2. Ecommerce — Used to be, people were afraid to put a credit card number into a website. Not anymore. Now people can pay with their smartphones. Is your company well positioned to transact with users across digital platforms?
3. The social web — Social media has rapidly become the way many people discover news and new businesses in their neighborhood. Brands have used these networks to broadcast, but they’re only beginning to understand how to participate effectively. Do people tune you out on social channels, or have you figured out their psychological motivations?
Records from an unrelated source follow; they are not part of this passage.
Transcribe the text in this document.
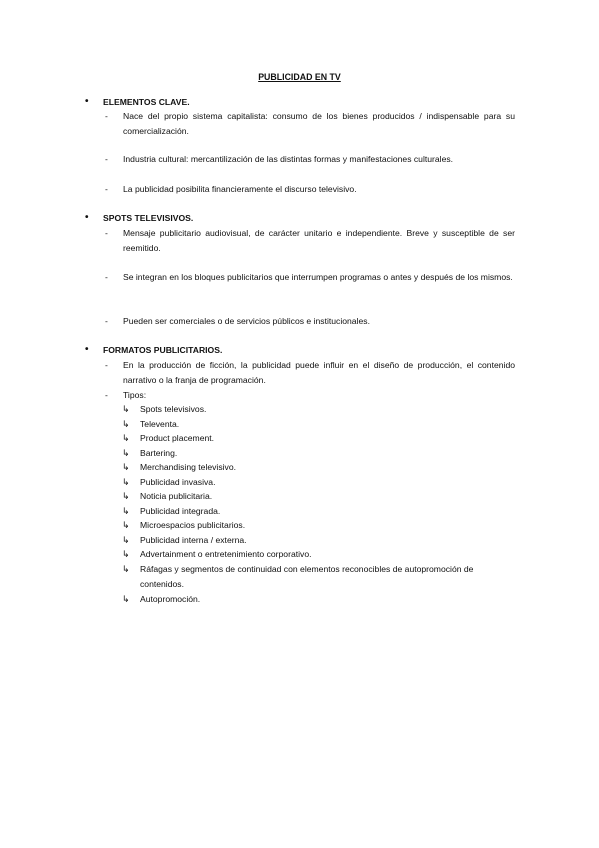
PUBLICIDAD EN TV
• ELEMENTOS CLAVE.
- Nace del propio sistema capitalista: consumo de los bienes producidos / indispensable para su comercialización.
- Industria cultural: mercantilización de las distintas formas y manifestaciones culturales.
- La publicidad posibilita financieramente el discurso televisivo.
• SPOTS TELEVISIVOS.
- Mensaje publicitario audiovisual, de carácter unitario e independiente. Breve y susceptible de ser reemitido.
- Se integran en los bloques publicitarios que interrumpen programas o antes y después de los mismos.
- Pueden ser comerciales o de servicios públicos e institucionales.
• FORMATOS PUBLICITARIOS.
- En la producción de ficción, la publicidad puede influir en el diseño de producción, el contenido narrativo o la franja de programación.
- Tipos:
↳ Spots televisivos.
↳ Televenta.
↳ Product placement.
↳ Bartering.
↳ Merchandising televisivo.
↳ Publicidad invasiva.
↳ Noticia publicitaria.
↳ Publicidad integrada.
↳ Microespacios publicitarios.
↳ Publicidad interna / externa.
↳ Advertainment o entretenimiento corporativo.
↳ Ráfagas y segmentos de continuidad con elementos reconocibles de autopromoción de contenidos.
↳ Autopromoción.
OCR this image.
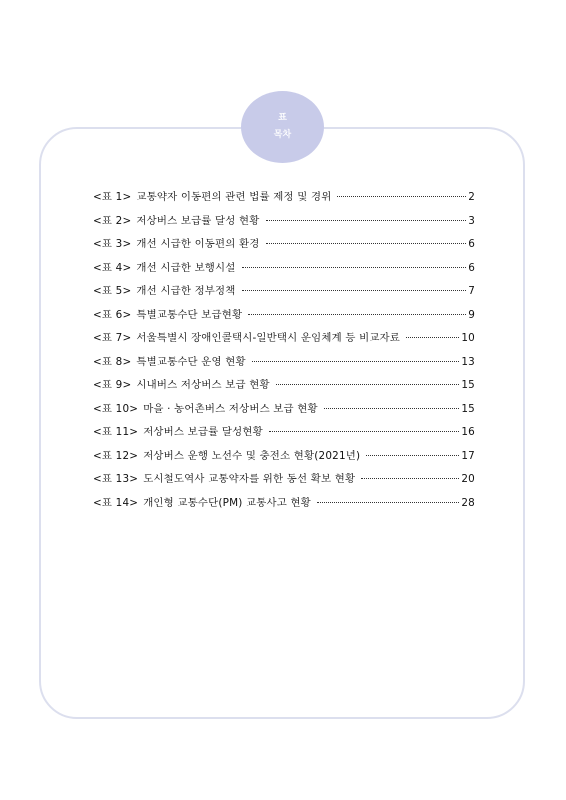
표
목차
<표 1> 교통약자 이동편의 관련 법률 제정 및 경위	2
<표 2> 저상버스 보급률 달성 현황	3
<표 3> 개선 시급한 이동편의 환경	6
<표 4> 개선 시급한 보행시설	6
<표 5> 개선 시급한 정부정책	7
<표 6> 특별교통수단 보급현황	9
<표 7> 서울특별시 장애인콜택시-일반택시 운임체계 등 비교자료	10
<표 8> 특별교통수단 운영 현황	13
<표 9> 시내버스 저상버스 보급 현황	15
<표 10> 마을 · 농어촌버스 저상버스 보급 현황	15
<표 11> 저상버스 보급률 달성현황	16
<표 12> 저상버스 운행 노선수 및 충전소 현황(2021년)	17
<표 13> 도시철도역사 교통약자를 위한 동선 확보 현황	20
<표 14> 개인형 교통수단(PM) 교통사고 현황	28
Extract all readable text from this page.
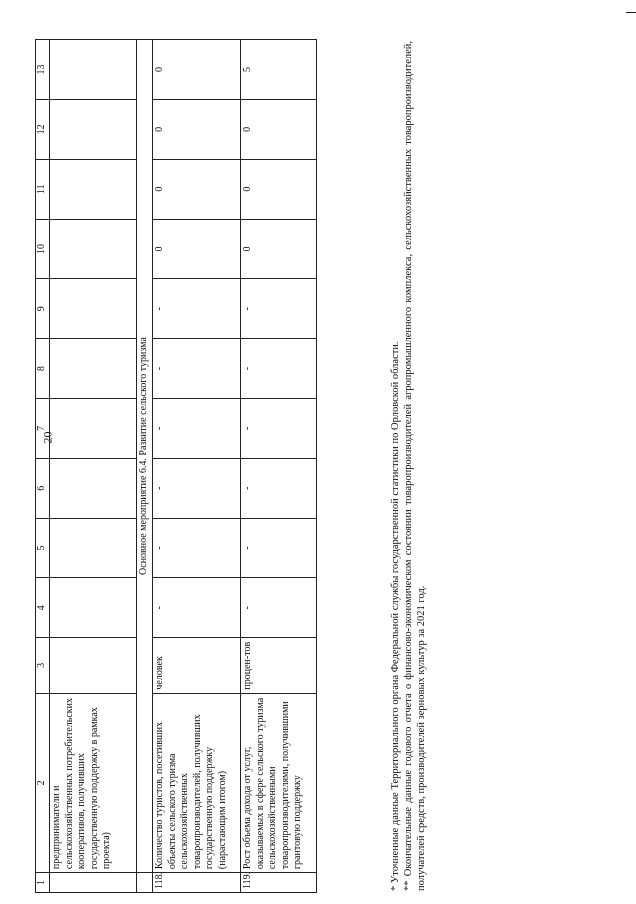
20
1	2	3	4	5	6	7	8	9	10	11	12	13
	предприниматели и сельскохозяйственных потребительских кооперативов, получивших государственную поддержку в рамках проекта)											
	Основное мероприятие 6.4. Развитие сельского туризма											
118.	Количество туристов, посетивших объекты сельского туризма сельскохозяйственных товаропроизводителей, получивших государственную поддержку (нарастающим итогом)	человек	-	-	-	-	-	-	0	0	0	0
119.	Рост объема дохода от услуг, оказываемых в сфере сельского туризма сельскохозяйственными товаропроизводителями, получившими грантовую поддержку	процен-тов	-	-	-	-	-	-	0	0	0	5

* Уточненные данные Территориального органа Федеральной службы государственной статистики по Орловской области. ** Окончательные данные годового отчета о финансово-экономическом состоянии товаропроизводителей агропромышленного комплекса, сельскохозяйственных товаропроизводителей, получателей средств, производителей зерновых культур за 2021 год.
4. Smart devices — More and more devices are wi-fi enabled, offering amazing new potential. If your products were connected to the web would that benefit your customers?
5. The environment as technology — It isn’t just devices. Sensors are being built into everything: bridges, buildings, cars, you name it. What advantages can you imagine in making your products part of the Internet of Things?
6. Unbundling — Value is often created in the bundling together of products, but our old bundles — the newspaper, the cable channel package, the record album — are getting broken up. Is your business exposed to unbundling? What could you bundle to create new value?
7. Commoditization — The web is growing like crazy. This means the content and ads out there have more and more competition, and their value is falling. How do you stand out in the ocean that is the Internet?
8. Search — It’s the single most dominant behavior on the web and it continues to evolve. Search will likely move from giving you articles to giving you answers. Is your web presence prepared to evolve as search technology changes?
9. Context and anticipation — More and more, users expect their digital products to know where they are and the specifics of what they want, often without asking. Significant technical advances are making this a reality. How well does your product know its user?
10. Privacy and security — Edward Snowden and the NSA put this on the forefront of the public attention, and concerns over privacy and security will persist, even generating new digital products in the market. Does your product foster users’ desire for privacy or the need to keep their data secure?